The remark was truth; he spoke it plainly.

"I don't want money," she said, equally plainly.

"That's refreshing."

"There's richer than you."

He raised his eyebrows in surprise. She could bite, this beauty.

"True," he said. There were at least half a dozen richer men in the hemisphere.

"I'm not an adoring little nobody. I haven't come here to screw a name. I've come here because we can be together. We have a great deal to offer each other."

"Such as?" he said.

"I have my body."

He smiled. It was the straightest offer he'd heard in years.

"And what do I offer you in return for such largesse?"

"I want to learn —"

"Learn?"

"— how to use power."

She was stranger and stranger, this one.

"What do you mean?" he replied, playing for time. He hadn't got the measure of her; she vexed him, confounded him.

"Shall I recite it for you again, in bourgeois?" she said, playing insolence with such a smile he almost felt attractive again.

"No need. You want to learn to use power. I suppose I could teach you —"

"I know you can."

"You realize I'm a married man. Virginia and I have been together eighteen years."

"You have three sons, four houses, a maid-servant called Mirabelle. You loathe New York, and you love Bangkok; your shirt collar is 16½, your favourite colour green."

"Turquoise."

"You're getting subtler in your old age."

"I'm not old."

"Eighteen years a married man. It ages you prematurely."

"Not me."

"Prove it."

"How?"

"Take me."

"What?"

"Take me."

"Here?"

"Draw the blinds, lock the door, turn off the computer terminal, and take me. I dare you."

"Dare?"

How long was it since anyone had dared him to do anything?

"Dare?"

He was excited. He hadn't been so excited in a dozen years. He drew the blinds, locked the door, turned off the video display of his fortunes.

My God, she thought, I've got him.

It wasn't an easy passion, not like that with Vassi. For one thing, Pettifer was a clumsy, uncultured lover. For another, he was too nervous of his wife to be a wholly successful adulterer. He thought he saw Virginia everywhere: in the lobbies of the hotels they took a room in for the afternoon, in cabs cruising the street outside their rendezvous, once even (he swore the likeness was exact) dressed as a waitress, and swabbing down a table in a restaurant. All fictional fears, but they dampened the spontaneity of the romance somewhat.
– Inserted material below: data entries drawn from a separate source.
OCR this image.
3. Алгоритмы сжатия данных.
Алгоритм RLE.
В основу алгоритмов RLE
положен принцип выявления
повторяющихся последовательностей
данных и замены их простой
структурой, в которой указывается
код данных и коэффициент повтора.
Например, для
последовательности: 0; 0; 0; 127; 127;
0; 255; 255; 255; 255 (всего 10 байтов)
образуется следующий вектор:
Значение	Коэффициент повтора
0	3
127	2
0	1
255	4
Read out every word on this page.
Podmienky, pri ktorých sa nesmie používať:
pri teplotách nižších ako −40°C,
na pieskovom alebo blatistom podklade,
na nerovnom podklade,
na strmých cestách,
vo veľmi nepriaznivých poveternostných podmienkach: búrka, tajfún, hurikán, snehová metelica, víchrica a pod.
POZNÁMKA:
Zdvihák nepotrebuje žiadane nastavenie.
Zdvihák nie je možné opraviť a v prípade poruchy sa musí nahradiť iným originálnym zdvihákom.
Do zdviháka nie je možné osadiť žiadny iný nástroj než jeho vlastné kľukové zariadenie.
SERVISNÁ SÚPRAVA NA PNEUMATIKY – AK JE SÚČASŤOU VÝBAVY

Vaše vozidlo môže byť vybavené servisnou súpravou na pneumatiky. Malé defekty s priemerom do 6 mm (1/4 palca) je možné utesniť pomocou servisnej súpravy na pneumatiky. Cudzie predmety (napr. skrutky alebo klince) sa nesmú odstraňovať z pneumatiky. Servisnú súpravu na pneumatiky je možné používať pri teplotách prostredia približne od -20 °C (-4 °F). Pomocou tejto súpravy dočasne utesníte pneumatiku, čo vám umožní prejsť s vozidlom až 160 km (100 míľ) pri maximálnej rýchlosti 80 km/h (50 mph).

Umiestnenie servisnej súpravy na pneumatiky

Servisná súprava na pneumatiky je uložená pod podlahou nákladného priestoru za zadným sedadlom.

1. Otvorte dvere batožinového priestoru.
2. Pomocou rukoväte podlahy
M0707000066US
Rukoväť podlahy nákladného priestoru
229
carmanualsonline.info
Still, she was learning from him. He was as brilliant a potentate as he was inept a lover. She learned how to be powerful without exercising power, how to keep one's self uncontaminated by the foulness all charisma stirs up in the uncharismatic; how to make the plain decisions plainly; how to be merciless. Not that she needed much education in that particular quarter. Perhaps it was more truthful to say he taught her never to regret her absence of instinctive compassion, but to judge with her intellect alone who deserved extinction and who might be numbered amongst the righteous.